Call to separate insurance from bank risk supervision
The Geneva Association has called on members of the G20 group to separate insurance from the banking industry when looking at systemic risk.
The insurance think tank has written to the finance ministers and central bank governors of the G-20 countries calling on them to recognise various reports stating insurance companies do not have the same systemic risk as banks.
“Financial regulators and the International Association of Insurance Supervisors have recently stated publicly that traditional insurance activities do not give rise to systemic risk,” the letter from Geneva Association President Nikolaus von Bomhard and Secretary Patrick Liedtke says.
“It would be helpful if the G20 could formally recognise what is now conventional wisdom among experts and state clearly that any non-core insurance activities will be dealt with based on the particular business model and role of insurance.”
The association also wants existing and proposed regulation of the insurance industry to be noted as this also deals with systemic risk.
“Simplistic regulatory answers, in particular a direct and crude transfer of banking regulation into the insurance sector, will impair the insurance industry’s capacity to play its economic role,” the letter says.
“As many decades without a single systemic financial crisis being triggered by any insurance activity have demonstrated, the insurance industry is well placed to support economic development and growth.”

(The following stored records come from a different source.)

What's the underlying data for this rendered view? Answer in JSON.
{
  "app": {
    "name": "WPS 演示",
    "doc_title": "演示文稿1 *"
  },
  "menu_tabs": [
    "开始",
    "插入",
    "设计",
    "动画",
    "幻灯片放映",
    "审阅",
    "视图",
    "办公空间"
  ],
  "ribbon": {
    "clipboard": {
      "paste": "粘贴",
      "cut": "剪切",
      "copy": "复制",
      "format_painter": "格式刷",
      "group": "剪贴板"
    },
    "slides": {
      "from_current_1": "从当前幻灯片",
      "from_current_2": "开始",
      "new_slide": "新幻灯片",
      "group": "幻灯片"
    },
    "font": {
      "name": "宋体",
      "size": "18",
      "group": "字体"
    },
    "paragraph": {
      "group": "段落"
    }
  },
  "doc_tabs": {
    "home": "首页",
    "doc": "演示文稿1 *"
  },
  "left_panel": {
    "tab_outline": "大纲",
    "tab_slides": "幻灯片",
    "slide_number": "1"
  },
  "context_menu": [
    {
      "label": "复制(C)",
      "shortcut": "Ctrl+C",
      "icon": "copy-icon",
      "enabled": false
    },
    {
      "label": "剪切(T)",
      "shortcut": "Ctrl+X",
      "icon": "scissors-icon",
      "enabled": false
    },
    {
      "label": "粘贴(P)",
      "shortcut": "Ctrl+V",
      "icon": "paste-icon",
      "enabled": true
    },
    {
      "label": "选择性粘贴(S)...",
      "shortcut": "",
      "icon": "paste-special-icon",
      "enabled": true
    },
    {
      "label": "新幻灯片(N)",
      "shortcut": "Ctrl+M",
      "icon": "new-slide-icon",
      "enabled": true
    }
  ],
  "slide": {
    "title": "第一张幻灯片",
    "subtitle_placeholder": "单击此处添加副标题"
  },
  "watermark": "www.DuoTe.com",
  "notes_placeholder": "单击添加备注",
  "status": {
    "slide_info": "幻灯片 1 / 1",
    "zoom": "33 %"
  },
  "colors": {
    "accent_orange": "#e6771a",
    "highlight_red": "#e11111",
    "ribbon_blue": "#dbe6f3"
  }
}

The association argues the insurance industry has a proven ability to withstand shocks due to its long-term investment strategies and it has no need for extra capital at this time, unlike many banks.
Insurance has not been put on the G-20 summit agenda, but the association hopes its proposal will be looked at when the ministers discuss bank capital levels.
It warns if insurers are included in new tougher measures, “it could potentially undermine the positive contribution of (the insurance) industry to economic development and growth”.